Inmiddels ben ik over de helft en lacht het leven me toe. Ik heb gelukkig, richting mijn centennial, nog vele lentes te gaan. Bovendien heb ik mijn vrouw beloofd haar te overleven en geloof me maar, zij wordt stokoud! Belofte maakt schuld, dus ik heb grote kans de 100 te halen. Ook het feit, dat ik nog geen opa ben en dit er volgens mij voorlopig nog niet inzit, betekent dat ik geduldig mijn tijd moet nemen om later met de kleine schoffies en schoffesses, op schoot liedjes voor ze te zingen. Ik ben benieuwd of ik de gekke liedjes, die mijn vader vroeger voor ons zong, dan nog herinner? Dat zal afhankelijk zijn van mijn geestelijk aftakeling, Fysiek zal het allemaal nog wel in orde zijn, want ik leef heel zuinig en mijn lichaam is mijn tempel. Maar ik word al een beetje vergeetachtig en de teksten van liedjes zijn toch al niet mijn sterkste kant. Dan maar 100 uit nonsens op ratelen, dat lukt me denk ik altijd nog wel.

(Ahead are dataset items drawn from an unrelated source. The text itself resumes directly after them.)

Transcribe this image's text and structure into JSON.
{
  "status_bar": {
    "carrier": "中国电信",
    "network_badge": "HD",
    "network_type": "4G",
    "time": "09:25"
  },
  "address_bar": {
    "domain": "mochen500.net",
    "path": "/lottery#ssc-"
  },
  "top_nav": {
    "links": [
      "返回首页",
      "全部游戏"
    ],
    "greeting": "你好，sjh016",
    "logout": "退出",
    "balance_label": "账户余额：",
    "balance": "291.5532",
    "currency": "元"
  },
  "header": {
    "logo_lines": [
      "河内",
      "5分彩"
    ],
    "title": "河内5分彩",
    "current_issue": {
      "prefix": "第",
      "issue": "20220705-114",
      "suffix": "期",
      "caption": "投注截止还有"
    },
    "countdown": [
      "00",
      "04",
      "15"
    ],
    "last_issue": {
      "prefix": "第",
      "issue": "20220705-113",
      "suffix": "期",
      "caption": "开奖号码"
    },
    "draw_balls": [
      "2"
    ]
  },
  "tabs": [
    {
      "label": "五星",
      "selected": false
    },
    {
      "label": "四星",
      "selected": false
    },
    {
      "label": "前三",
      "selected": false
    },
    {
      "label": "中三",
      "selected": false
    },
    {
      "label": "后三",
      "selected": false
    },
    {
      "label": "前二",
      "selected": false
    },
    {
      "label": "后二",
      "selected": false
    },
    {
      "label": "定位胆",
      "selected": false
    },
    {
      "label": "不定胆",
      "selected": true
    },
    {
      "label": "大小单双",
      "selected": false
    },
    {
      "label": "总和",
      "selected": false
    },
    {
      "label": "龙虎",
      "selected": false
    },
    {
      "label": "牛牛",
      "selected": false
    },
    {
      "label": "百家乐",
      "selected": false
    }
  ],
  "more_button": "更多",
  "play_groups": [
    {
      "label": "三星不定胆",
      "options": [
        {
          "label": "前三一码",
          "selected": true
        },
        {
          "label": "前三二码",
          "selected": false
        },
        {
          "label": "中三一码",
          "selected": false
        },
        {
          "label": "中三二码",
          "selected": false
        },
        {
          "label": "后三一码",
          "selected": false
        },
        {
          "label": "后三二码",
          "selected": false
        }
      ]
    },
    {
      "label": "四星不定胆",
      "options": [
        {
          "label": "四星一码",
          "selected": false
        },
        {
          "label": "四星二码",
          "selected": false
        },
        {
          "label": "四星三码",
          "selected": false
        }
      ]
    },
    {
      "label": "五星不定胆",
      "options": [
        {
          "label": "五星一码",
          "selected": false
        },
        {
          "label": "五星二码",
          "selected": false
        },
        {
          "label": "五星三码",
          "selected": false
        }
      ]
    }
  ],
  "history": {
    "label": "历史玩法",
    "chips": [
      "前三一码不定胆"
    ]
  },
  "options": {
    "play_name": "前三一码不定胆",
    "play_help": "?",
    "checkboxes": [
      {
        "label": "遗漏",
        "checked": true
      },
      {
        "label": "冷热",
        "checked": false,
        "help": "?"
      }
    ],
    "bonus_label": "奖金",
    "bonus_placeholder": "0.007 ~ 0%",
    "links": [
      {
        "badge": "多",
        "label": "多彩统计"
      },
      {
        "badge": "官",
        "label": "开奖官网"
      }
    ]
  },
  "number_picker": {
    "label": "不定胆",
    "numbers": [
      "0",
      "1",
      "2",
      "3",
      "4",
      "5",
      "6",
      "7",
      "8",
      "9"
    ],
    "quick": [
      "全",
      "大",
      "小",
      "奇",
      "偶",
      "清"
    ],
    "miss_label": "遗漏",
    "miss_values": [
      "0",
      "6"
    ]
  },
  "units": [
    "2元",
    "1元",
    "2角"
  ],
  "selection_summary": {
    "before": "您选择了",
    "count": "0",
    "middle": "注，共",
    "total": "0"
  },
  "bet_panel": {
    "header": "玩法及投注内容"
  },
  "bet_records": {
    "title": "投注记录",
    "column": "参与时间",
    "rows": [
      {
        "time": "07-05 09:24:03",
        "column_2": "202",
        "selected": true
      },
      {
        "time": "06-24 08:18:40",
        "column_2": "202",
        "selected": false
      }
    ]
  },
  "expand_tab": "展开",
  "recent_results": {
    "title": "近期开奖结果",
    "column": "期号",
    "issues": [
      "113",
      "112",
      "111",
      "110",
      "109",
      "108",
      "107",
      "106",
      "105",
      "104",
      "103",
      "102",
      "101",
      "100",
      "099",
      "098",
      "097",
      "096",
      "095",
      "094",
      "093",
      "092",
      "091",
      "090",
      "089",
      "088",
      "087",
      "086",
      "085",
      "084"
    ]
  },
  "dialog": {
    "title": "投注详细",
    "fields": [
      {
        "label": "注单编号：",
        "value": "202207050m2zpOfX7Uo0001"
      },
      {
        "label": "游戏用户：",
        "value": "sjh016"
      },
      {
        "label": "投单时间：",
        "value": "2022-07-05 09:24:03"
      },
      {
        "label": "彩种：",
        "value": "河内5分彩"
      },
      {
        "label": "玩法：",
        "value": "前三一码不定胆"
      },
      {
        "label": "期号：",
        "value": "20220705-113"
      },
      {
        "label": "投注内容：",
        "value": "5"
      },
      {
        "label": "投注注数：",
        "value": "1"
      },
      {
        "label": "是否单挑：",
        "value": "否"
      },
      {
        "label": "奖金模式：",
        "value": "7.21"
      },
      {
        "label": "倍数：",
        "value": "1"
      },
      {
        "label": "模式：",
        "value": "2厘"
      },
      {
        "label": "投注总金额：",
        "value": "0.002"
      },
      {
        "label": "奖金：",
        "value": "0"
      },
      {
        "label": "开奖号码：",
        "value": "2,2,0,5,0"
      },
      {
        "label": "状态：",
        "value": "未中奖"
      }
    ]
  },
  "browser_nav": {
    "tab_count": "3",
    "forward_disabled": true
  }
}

Ik weet nog dat ik vroeger de magische hoeveelheid van 100 mooie glazen knikkers, met pieken en schuiven, binnengehaald had. De eerlijkheid gebied te vermelden dat alles wat rond was, van een bepaalde afmeting, meegeteld werd en een klein beetje valsspelen hier en daar niet geschroomd werd. Dus stalen kogels uit lagers en witte kalkenpoepers maakten gewoon deel uit van het geheel. Mijn eerste 100 gulden op de zilvervlootrekening, die mijn zuinige moeder voor me geopend had, is ook zo’n mijlpaal! Na eindeloos oefenen, bij ons voor de deur op het Goeman Borgesiusplantsoen, een bal hooghouden totdat de 100 gehaald was. “Zou ik dan toch nog een technische voetballer worden?” De dikke overschrijding van 100 kilometer per uur en dito boete, met mijn eerste sportautootje, vergeet ik ook niet meer. De wilde orchideeën in de tuin in Frankrijk. Bij aankoop exact 42 bloeiende exemplaren van de prachtige paarse Mannetjesorchis en al na twee jaar, van gericht maai en hooiwerk, de 100 gepasseerd.
Zo zie je maar, dat 100 voor mij een getal is met een verhaal. De ene keer van meerwaarde en de andere keer een ingeprente herinnering. Nu schrijf ik dus een verhaal met een getal. Naar dit aantal heb ik niet echt toe gewerkt, maar het is nu wel zover. Eerlijk gezegd had ik van tevoren niet gedacht dat ik de 100 zou halen. Wat ooit begon als één van mijn vele onrustige “artistieke” zijsprongen, die meestal vroegtijdig in schoonheid sterven, schrijf ik nu al meer dan twee jaar bijna wekelijks mijn stukjes proza. Buiten het plezier dat ik aan het schrijven beleef, is ook de waardering van de lezers absoluut de oorzaak van deze ongelofelijke hoeveelheid hersenspinsels. Voor de tevreden lezer is dit een hint, moge dat duidelijk zijn! Of ik dit tot mijn 100e verjaardag volhoud en waar het eindigt, weet ik nu nog niet? Gelukkig is 100 inmiddels ook maar een getal en geen doel meer.